The major advantage of mRNA vaccines is that they are non-infectious and are synthesized by in vitro transcription, free of microbial molecules. The antigen-encoding mRNA would be complexed with a carrier, such as lipid nanoparticles, and then can be efficiently delivered in vivo into the cytoplasm of host cells for protein translation and post-translational modifications [111, 112].

These make mRNA vaccines more advantageous than the other vaccine types, including live attenuated, inactivated, subunit vaccines, and recombinant viral-vectored vaccines in that they are safer and more efficacious, which support their rapid and inexpensive production and repeated vaccination [111]. Shortcomings. In spite of the promising effect of mRNA-based COVID-19 vaccines in early clinical testing, ambiguity regarding their protective efficacy in humans and their suitability for respiratory mucosal delivery remain.

At the end of March 2021 there were 12 mRNA-based COVID-19 vaccines and 104 DNA-based COVID-19 vaccines in clinical trials, and 40 such vaccines (24 mRNA-based and 16 DNA-based vaccines) under preclinical development [7]. Moderna, a biotech company in the USA produced mRNA-1273, which encodes a prefusion stabilized SARS-CoV-2 S protein encapsulated in lipid nanoparticles. This vaccine is currently authorized and recommended to prevent COVID-19 [78]. It entered clinical testing even before the release of preclinical data (Table 1) [79]. Data from a Phase 1 clinical trial suggest that low and medium doses of 2 repeated parenteral injections induce strong S protein-specific antibody responses and a primarily CD4⁺ T-cell response in most trial participants and are in general safe [80].

Pfizer and BioNTech are also developing an mRNA-lipid nanoparticle vaccine encoding the S protein RBD in humans. A simultaneous Phase 1 clinical trial that compared BNT162b1 with a different Pfizer and BioNTech candidate vaccine, BNT162b2, showed that the BNT162b2, which encodes for 2P-stabilized spike protein rather than trimerized RBD, but uses mRNA in a similar stabilizing formulation, caused fewer systemic reactions than BNT162b1 [81]. The Pfizer vaccine is currently authorized and recommended to prevent COVID-19 (Table 1). It developed robust S protein-specific antibody and CD4⁺ and CD8⁺ T-cell responses following two repeated parenteral injections [82, 83]. However, one of the important shortcomings of Pfizer's vaccine is that it must be kept at −70 °C, and will only remain effective for 24 h at refrigerated temperatures between 2 and 8 °C.

Plasmid DNA vaccines have several similarities to mRNA vaccines, including safety and ease of production [113]. However, they differ from mRNA vaccines in that they are poorly immunogenic, requiring addition of adjuvants, and they need to be administered in multiple doses.
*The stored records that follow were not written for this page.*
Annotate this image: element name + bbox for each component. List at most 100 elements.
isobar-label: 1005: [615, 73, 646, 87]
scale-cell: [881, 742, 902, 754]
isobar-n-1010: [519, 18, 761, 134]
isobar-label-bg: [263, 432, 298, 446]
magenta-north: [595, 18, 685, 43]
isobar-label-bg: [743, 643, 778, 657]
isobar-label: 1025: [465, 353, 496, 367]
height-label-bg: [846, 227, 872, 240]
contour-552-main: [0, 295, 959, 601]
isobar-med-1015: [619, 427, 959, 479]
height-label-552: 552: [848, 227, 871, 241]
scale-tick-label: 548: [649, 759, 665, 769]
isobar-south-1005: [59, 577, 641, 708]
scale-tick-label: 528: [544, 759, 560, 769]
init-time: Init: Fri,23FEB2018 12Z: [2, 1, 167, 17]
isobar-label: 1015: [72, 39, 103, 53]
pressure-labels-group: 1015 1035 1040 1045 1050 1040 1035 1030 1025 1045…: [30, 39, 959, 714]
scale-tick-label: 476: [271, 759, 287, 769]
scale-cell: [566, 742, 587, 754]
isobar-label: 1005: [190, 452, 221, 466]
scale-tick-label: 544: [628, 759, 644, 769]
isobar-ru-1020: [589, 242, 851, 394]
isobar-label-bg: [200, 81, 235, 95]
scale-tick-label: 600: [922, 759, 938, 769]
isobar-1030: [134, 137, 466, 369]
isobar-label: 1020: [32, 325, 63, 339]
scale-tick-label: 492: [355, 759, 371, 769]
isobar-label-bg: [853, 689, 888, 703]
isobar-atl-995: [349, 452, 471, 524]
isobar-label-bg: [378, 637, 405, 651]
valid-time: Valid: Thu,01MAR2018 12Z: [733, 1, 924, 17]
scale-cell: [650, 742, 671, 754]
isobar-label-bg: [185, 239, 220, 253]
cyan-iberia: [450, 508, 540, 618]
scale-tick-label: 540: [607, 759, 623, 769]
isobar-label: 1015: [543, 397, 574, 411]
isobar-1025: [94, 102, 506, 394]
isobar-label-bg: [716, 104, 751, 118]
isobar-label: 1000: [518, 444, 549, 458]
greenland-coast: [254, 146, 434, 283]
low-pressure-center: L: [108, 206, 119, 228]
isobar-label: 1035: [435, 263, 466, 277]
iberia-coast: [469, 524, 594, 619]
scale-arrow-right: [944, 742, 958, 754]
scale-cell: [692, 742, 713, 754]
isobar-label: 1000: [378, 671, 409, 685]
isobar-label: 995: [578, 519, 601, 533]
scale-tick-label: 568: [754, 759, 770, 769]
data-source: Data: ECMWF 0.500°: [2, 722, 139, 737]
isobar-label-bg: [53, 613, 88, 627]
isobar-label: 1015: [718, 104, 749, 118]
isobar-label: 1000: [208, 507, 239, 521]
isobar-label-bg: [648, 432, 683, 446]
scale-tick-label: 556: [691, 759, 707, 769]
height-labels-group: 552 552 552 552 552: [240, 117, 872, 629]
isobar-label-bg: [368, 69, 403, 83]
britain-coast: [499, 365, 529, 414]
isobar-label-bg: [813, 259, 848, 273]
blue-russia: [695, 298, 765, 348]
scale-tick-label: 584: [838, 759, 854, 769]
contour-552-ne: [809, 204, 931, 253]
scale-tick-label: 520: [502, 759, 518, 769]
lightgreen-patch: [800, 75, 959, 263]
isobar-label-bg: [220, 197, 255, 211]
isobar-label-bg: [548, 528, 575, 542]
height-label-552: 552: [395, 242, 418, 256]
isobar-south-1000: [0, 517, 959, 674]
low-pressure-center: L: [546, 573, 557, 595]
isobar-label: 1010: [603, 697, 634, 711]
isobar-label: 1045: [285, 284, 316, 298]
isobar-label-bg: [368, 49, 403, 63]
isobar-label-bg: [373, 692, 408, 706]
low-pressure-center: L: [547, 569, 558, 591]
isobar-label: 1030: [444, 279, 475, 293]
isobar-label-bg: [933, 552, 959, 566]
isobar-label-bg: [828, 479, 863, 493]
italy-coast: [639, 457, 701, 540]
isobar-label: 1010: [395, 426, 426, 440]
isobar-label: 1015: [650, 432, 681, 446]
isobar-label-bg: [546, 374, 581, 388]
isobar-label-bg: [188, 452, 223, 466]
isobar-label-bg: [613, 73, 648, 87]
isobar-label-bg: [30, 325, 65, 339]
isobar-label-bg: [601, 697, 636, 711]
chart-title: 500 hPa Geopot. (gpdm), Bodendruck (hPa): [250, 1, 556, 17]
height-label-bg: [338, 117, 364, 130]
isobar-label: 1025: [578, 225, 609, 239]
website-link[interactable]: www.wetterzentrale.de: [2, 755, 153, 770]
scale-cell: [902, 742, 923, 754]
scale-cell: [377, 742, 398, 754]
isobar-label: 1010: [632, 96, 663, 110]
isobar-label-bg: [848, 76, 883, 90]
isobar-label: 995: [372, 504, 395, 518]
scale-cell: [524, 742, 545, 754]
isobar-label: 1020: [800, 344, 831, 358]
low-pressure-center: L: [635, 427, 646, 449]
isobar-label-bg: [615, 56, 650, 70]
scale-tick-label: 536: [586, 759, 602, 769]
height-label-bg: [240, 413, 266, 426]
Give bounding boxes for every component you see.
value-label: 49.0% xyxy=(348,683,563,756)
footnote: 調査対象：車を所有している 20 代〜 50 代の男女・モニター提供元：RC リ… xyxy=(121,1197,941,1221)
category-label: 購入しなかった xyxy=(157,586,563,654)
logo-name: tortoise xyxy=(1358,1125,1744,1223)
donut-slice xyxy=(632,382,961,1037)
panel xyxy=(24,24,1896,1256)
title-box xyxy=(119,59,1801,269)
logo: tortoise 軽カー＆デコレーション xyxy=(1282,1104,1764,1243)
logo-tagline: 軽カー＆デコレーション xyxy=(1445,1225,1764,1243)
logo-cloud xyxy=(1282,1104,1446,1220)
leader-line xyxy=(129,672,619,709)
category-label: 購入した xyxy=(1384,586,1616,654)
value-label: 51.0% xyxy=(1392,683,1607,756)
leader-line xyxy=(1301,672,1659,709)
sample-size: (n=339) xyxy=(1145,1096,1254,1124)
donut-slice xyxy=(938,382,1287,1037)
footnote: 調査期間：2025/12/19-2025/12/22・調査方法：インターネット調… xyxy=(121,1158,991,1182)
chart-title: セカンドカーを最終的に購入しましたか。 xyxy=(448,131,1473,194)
Inovio Pharmaceuticals, a biotech company in the United States, is developing a plasmid DNA vaccine expressing SARS-CoV-2 S protein (INO-4800). However, the immunogenicity of this vaccine was studied in mice and guinea pigs, but did not provide any data relating to protection against challenge [114]. Two repeated injections of an S protein-expressing plasmid DNA vaccine resulted in robust protective immunity in rhesus macaques [115]. Symvivo (Canada) is developing a BacTRL-Spike using DNA plasmid expressing trimeric S and a hybrid transporter protein within Bifidobacterium longum to be used by oral ingestion of a probiotic capsule and delivered to colonic epithelial cells to prime an immune response via colonic lymphoid tissues. Although probiotics are used extensively worldwide, DNA vaccines are not currently on the market for use in humans and this strategy in particular is not yet validated (Table 1).